The basic residual plot is an useful tool to diagnose the overall fit of the model. However, when more than one numeric predictors is present, it may be difficult to tell which of the variables is the source of non linearity. A potential remedy for this are partial residual plots, known also as the component-residual plots (Fox 2015). These plot show the relationship between predictor and partial residuals of the model, while conditioning (controlling) for all other predictors.
Partial residual plots are not implemented in the base R, but are
available in the car
package.
library(car)
The partial residual plots can be created using the
crPlots()
function. Note that unlike the basic residual
plot, the Y axis in the partial plots is not transformed to have the
expected values of residuals be equal to zero. Instead, we are simply
expecting the relationship between the predictor and the partial
residuals be linear. To help us judge if the assumption of linearity of
is met for individual independent variable, the partial residual plots
draw two lines lines through the data. The blue dashed line represents
linear fit, while the violet full line is a loess line. If the
assumption of linearity is met, the violet line should follow the blue
one without significant departures.
crPlots(mod1)
In our example, the partial plot for poverty risk show no significant non linearity. The partial plot for Human development index show some mild non linearity in the top right corner. This can inform our decision regarding potential transformation of variable or specifying our model.
Some researchers prefer to use statistical tests to judge whether the assumptions of linear regression has been met, rather than rely on diagnostic plots, such as Ghasemi and Zahediasl (2012) . These tests include Shapiro-Wilk’s test and Kolmogorov-Smirnov’s test for testing normality or Levene’s test for testing the quality of variances. However, use of tests is not recommended for two reasons.
Firstly, the null hypotheses tested by the aformentioned tests are highly unrealistic. The normal distribution is a purely theoretical construct, that arises in circumstances not possible in real world, such as in infinitely large samples. No real data will follow data the normal distribution and because of that, any normality test will reject this hypothesis with large enough sample size (Wells and Hintze 2007; Ruxton, Wilkinson, and Neuhäuser 2015). For these reasons, some authors argue that normality tests should be used only with small or medium sample, as the tests are “too sensitive” when the sample size is large.

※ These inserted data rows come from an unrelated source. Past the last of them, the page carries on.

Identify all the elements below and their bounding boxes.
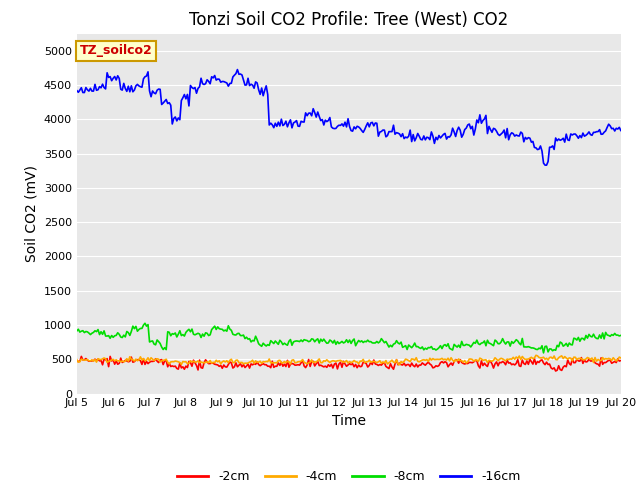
-4cm (235, 360, 243, 366)
-2cm (255, 361, 262, 367)
-16cm (140, 76, 147, 82)
Line: -8cm: -8cm (77, 323, 621, 353)
-2cm (589, 357, 597, 363)
-8cm (255, 341, 262, 347)
Line: -2cm: -2cm (77, 356, 621, 371)
Y-axis label: Soil CO2 (mV): Soil CO2 (mV) (24, 165, 38, 262)
-16cm (589, 130, 597, 135)
-2cm (106, 353, 114, 359)
-4cm (617, 355, 625, 361)
-8cm (73, 328, 81, 334)
-4cm (311, 359, 319, 365)
-2cm (312, 361, 320, 367)
-8cm (237, 333, 244, 338)
Text: TZ_soilco2: TZ_soilco2 (79, 44, 152, 58)
-8cm (617, 333, 625, 338)
-2cm (141, 361, 149, 367)
Line: -16cm: -16cm (77, 70, 621, 165)
X-axis label: Time: Time (332, 414, 366, 428)
-8cm (264, 342, 271, 348)
-16cm (543, 162, 550, 168)
-4cm (140, 356, 147, 361)
-16cm (617, 128, 625, 133)
-4cm (253, 360, 261, 365)
-8cm (312, 337, 320, 343)
Line: -4cm: -4cm (77, 355, 621, 365)
-4cm (396, 362, 403, 368)
-8cm (141, 320, 149, 326)
-8cm (589, 331, 597, 337)
Legend: -2cm, -4cm, -8cm, -16cm: -2cm, -4cm, -8cm, -16cm (172, 465, 526, 480)
-4cm (589, 360, 597, 365)
-16cm (264, 92, 271, 97)
-2cm (264, 363, 271, 369)
-4cm (73, 357, 81, 362)
-2cm (237, 361, 244, 367)
-4cm (262, 359, 270, 364)
-16cm (312, 114, 320, 120)
-16cm (237, 71, 244, 77)
-8cm (540, 350, 547, 356)
-8cm (140, 322, 147, 328)
-16cm (73, 88, 81, 94)
-2cm (552, 368, 559, 374)
-16cm (255, 87, 262, 93)
-2cm (617, 358, 625, 363)
-2cm (73, 359, 81, 364)
Title: Tonzi Soil CO2 Profile: Tree (West) CO2: Tonzi Soil CO2 Profile: Tree (West) CO2 (189, 11, 508, 29)
-4cm (532, 352, 540, 358)
-16cm (234, 67, 241, 72)
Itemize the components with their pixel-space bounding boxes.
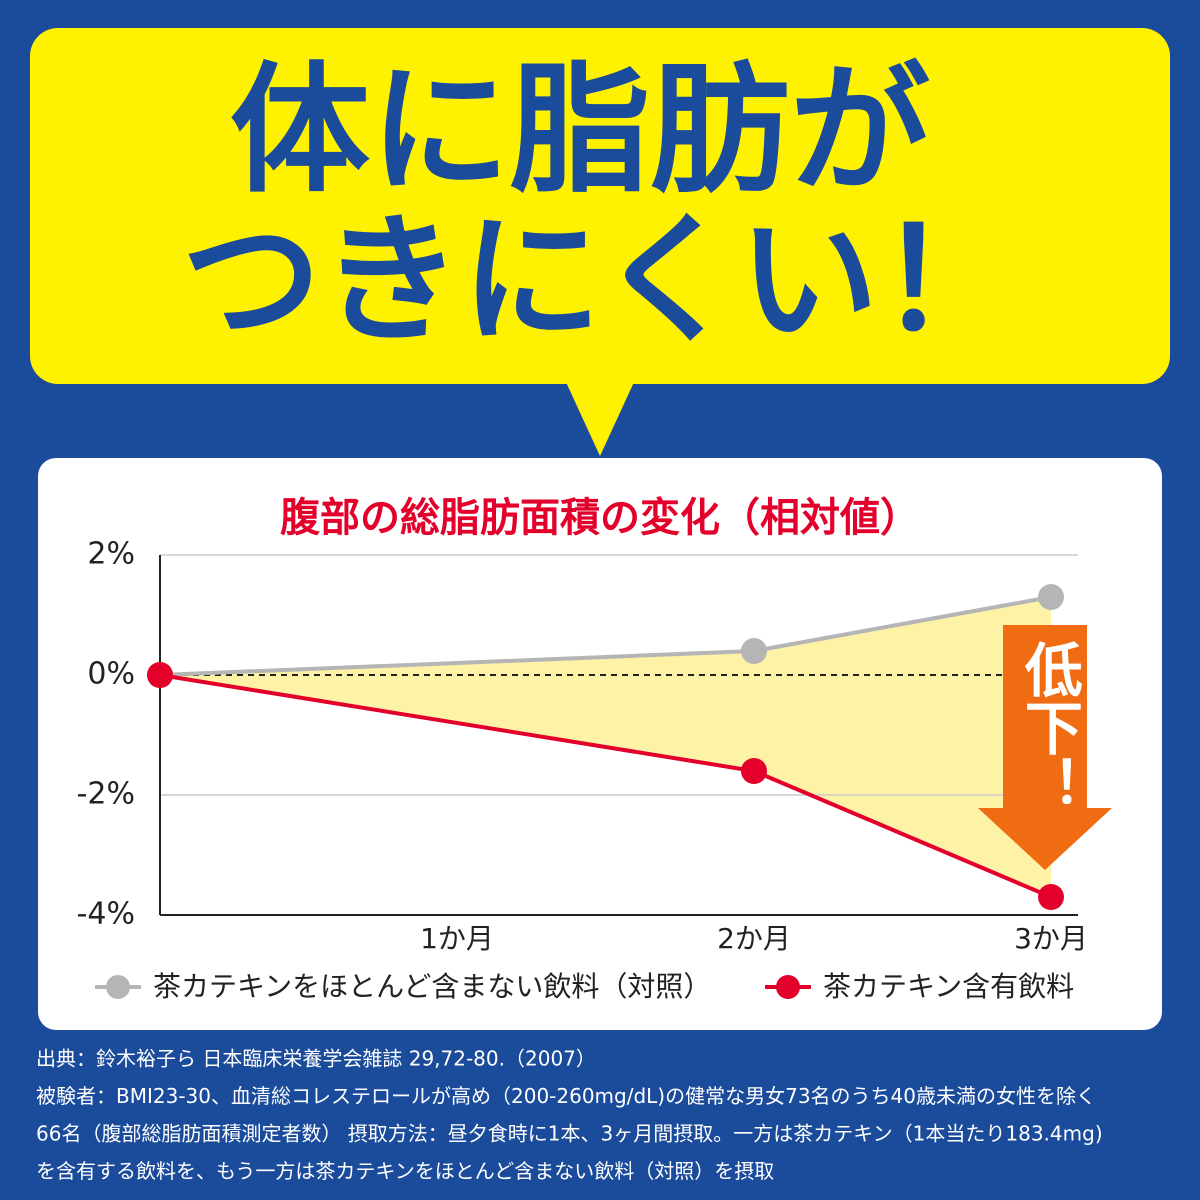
x-tick-label: 3か月 xyxy=(1014,922,1088,955)
footnote: 66名（腹部総脂肪面積測定者数） 摂取方法：昼夕食時に1本、3ヶ月間摂取。一方は… xyxy=(36,1122,1103,1146)
data-point xyxy=(741,638,767,664)
headline: 体に脂肪が xyxy=(230,50,930,213)
y-tick-label: 2% xyxy=(87,537,135,572)
data-point xyxy=(741,758,767,784)
y-tick-label: 0% xyxy=(87,657,135,692)
legend-marker xyxy=(106,975,130,999)
headline: つきにくい！ xyxy=(181,200,1018,363)
callout-pointer xyxy=(565,380,635,456)
footnote: 出典：鈴木裕子ら 日本臨床栄養学会雑誌 29,72-80.（2007） xyxy=(36,1047,596,1071)
legend-label: 茶カテキン含有飲料 xyxy=(823,970,1074,1003)
legend-marker xyxy=(776,975,800,999)
data-point xyxy=(1038,584,1064,610)
data-point xyxy=(1038,884,1064,910)
y-tick-label: -4% xyxy=(77,897,135,932)
arrow-label: 低下！ xyxy=(1015,640,1083,814)
legend-label: 茶カテキンをほとんど含まない飲料（対照） xyxy=(153,970,711,1003)
x-tick-label: 1か月 xyxy=(420,922,494,955)
headline-box xyxy=(30,28,1170,384)
footnote: 被験者：BMI23-30、血清総コレステロールが高め（200-260mg/dL)… xyxy=(36,1084,1096,1108)
chart-title: 腹部の総脂肪面積の変化（相対値） xyxy=(280,495,920,541)
y-tick-label: -2% xyxy=(77,777,135,812)
footnote: を含有する飲料を、もう一方は茶カテキンをほとんど含まない飲料（対照）を摂取 xyxy=(36,1159,774,1183)
down-arrow xyxy=(978,625,1112,870)
x-tick-label: 2か月 xyxy=(717,922,791,955)
data-point xyxy=(147,662,173,688)
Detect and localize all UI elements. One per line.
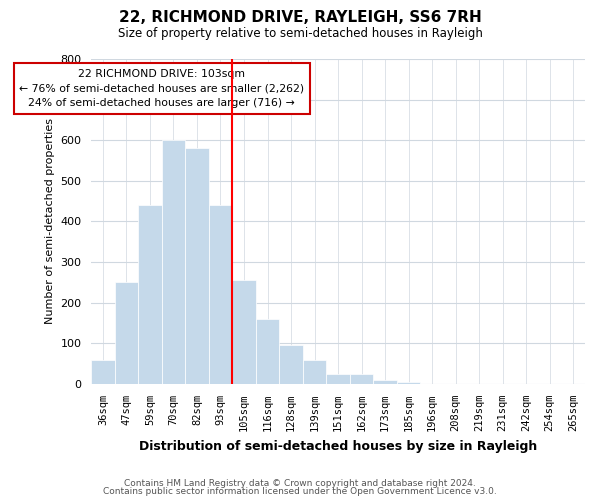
Text: Contains public sector information licensed under the Open Government Licence v3: Contains public sector information licen… — [103, 487, 497, 496]
Bar — [161, 140, 185, 384]
Text: Contains HM Land Registry data © Crown copyright and database right 2024.: Contains HM Land Registry data © Crown c… — [124, 478, 476, 488]
Y-axis label: Number of semi-detached properties: Number of semi-detached properties — [45, 118, 55, 324]
Bar — [115, 282, 138, 384]
Bar — [326, 374, 350, 384]
Bar — [209, 205, 232, 384]
Bar — [138, 205, 161, 384]
X-axis label: Distribution of semi-detached houses by size in Rayleigh: Distribution of semi-detached houses by … — [139, 440, 537, 452]
Bar — [232, 280, 256, 384]
Bar — [185, 148, 209, 384]
Text: 22 RICHMOND DRIVE: 103sqm
← 76% of semi-detached houses are smaller (2,262)
24% : 22 RICHMOND DRIVE: 103sqm ← 76% of semi-… — [19, 68, 304, 108]
Text: Size of property relative to semi-detached houses in Rayleigh: Size of property relative to semi-detach… — [118, 28, 482, 40]
Bar — [303, 360, 326, 384]
Bar — [373, 380, 397, 384]
Bar — [350, 374, 373, 384]
Bar — [397, 382, 421, 384]
Bar — [279, 346, 303, 384]
Bar — [91, 360, 115, 384]
Bar — [256, 319, 279, 384]
Text: 22, RICHMOND DRIVE, RAYLEIGH, SS6 7RH: 22, RICHMOND DRIVE, RAYLEIGH, SS6 7RH — [119, 10, 481, 25]
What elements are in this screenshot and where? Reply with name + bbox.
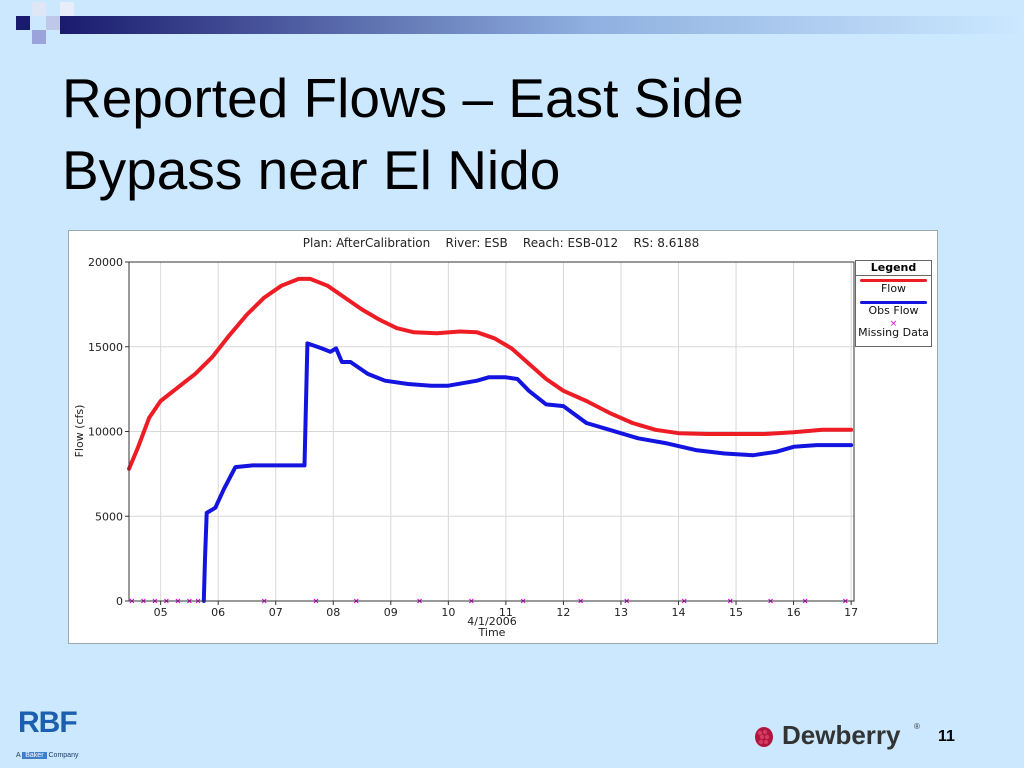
x-tick-label: 08 [326, 606, 340, 619]
slide-title: Reported Flows – East Side Bypass near E… [62, 62, 962, 206]
rbf-tagline-suffix: Company [48, 752, 79, 759]
x-tick-label: 17 [844, 606, 858, 619]
y-tick-label: 0 [116, 595, 123, 608]
legend-label-missing-data: Missing Data [858, 326, 929, 339]
slide-title-line-1: Reported Flows – East Side [62, 67, 744, 129]
title-decoration [16, 2, 1024, 44]
tick-labels: 05 06 07 08 09 10 11 12 13 14 15 16 17 0 5000 10000 1500… [88, 256, 858, 619]
chart-title: Plan: AfterCalibration River: ESB Reach:… [303, 236, 700, 250]
legend-swatch-missing-data: × [889, 319, 898, 329]
x-tick-label: 15 [729, 606, 743, 619]
x-tick-label: 13 [614, 606, 628, 619]
x-tick-label: 10 [441, 606, 455, 619]
y-tick-label: 15000 [88, 341, 123, 354]
x-tick-label: 07 [269, 606, 283, 619]
rbf-logo-tagline: A Baker Company [16, 752, 78, 759]
x-tick-label: 06 [211, 606, 225, 619]
y-tick-label: 10000 [88, 426, 123, 439]
series-line-flow [127, 276, 854, 471]
x-tick-label: 16 [787, 606, 801, 619]
legend-title: Legend [856, 261, 931, 276]
y-axis-label: Flow (cfs) [73, 405, 86, 458]
legend-item-obs-flow: Obs Flow [856, 298, 931, 320]
dewberry-registered-mark: ® [914, 722, 920, 731]
slide-title-line-2: Bypass near El Nido [62, 139, 561, 201]
x-tick-label: 12 [556, 606, 570, 619]
x-tick-label: 05 [154, 606, 168, 619]
x-tick-label: 09 [384, 606, 398, 619]
x-tick-label: 11 [499, 606, 513, 619]
chart-legend: Legend Flow Obs Flow × Missing Data [855, 260, 932, 347]
legend-swatch-flow [860, 279, 927, 282]
grid [129, 261, 854, 602]
rbf-logo: RBF [18, 706, 78, 739]
series-line-obs-flow [201, 341, 854, 603]
chart-frame: Plan: AfterCalibration River: ESB Reach:… [68, 230, 938, 644]
page-number: 11 [938, 728, 955, 745]
x-axis-label: Time [478, 626, 506, 639]
y-tick-label: 20000 [88, 256, 123, 269]
flow-chart: Plan: AfterCalibration River: ESB Reach:… [73, 236, 858, 639]
rbf-tagline-middle: Baker [22, 752, 47, 759]
legend-swatch-obs-flow [860, 301, 927, 304]
series-layer [127, 276, 854, 604]
x-axis-sub-label: 4/1/2006 [467, 615, 516, 628]
legend-label-obs-flow: Obs Flow [868, 304, 919, 317]
legend-item-missing-data: × Missing Data [856, 320, 931, 342]
x-tick-label: 14 [672, 606, 686, 619]
legend-item-flow: Flow [856, 276, 931, 298]
dewberry-berry-icon [755, 727, 773, 747]
y-tick-label: 5000 [95, 510, 123, 523]
dewberry-logo: Dewberry [782, 720, 901, 750]
legend-label-flow: Flow [880, 282, 907, 295]
rbf-tagline-prefix: A [16, 752, 21, 759]
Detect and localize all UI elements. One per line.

However, such advice misunderstands the nature of the problem, as the problem is not with the tests themselves. In fact their performance is consistent no matter the size of the sample, the problem lies in the inherent implausibility of the null hypothesis. While negative results are more likely to occur when the sample size is low, due to the lower power, any and all of these negative results are false negatives by default and this is universally true for every normality test. Tests of equal variance are somewhat more plausible, as we could for example expect two groups in an experimental study to have same variance, as long they come from the same population and the treatment was assigned at random. Still, there is little reason to expect equal variance in observation studies.
On second, related note, it is not required to fulfill the assumptions of the linear model fully. While the tests and techniques are derived under the assumptions of perfect normality, homoscedasticity and linearity, the models are to some extent robust to deviations and this robustness increases with sample size (Lumley et al. 2002; Rochon, Gondan, and Kieser 2012). Because of this, we do not require the assumptions to be met perfectly, but only to the extend it is necessary in the context of our analysis. In other words, while the assumptions of linear regression can never be met exactly, we only require them to be met be met approximately. What “approximately” means, depends on the context.
For these reasons, using statistical tests for assessing whether the assumptions of linear regression are met is at best pointless and at worst misleading. Consequently, the use of diagnostic graphs are preferred.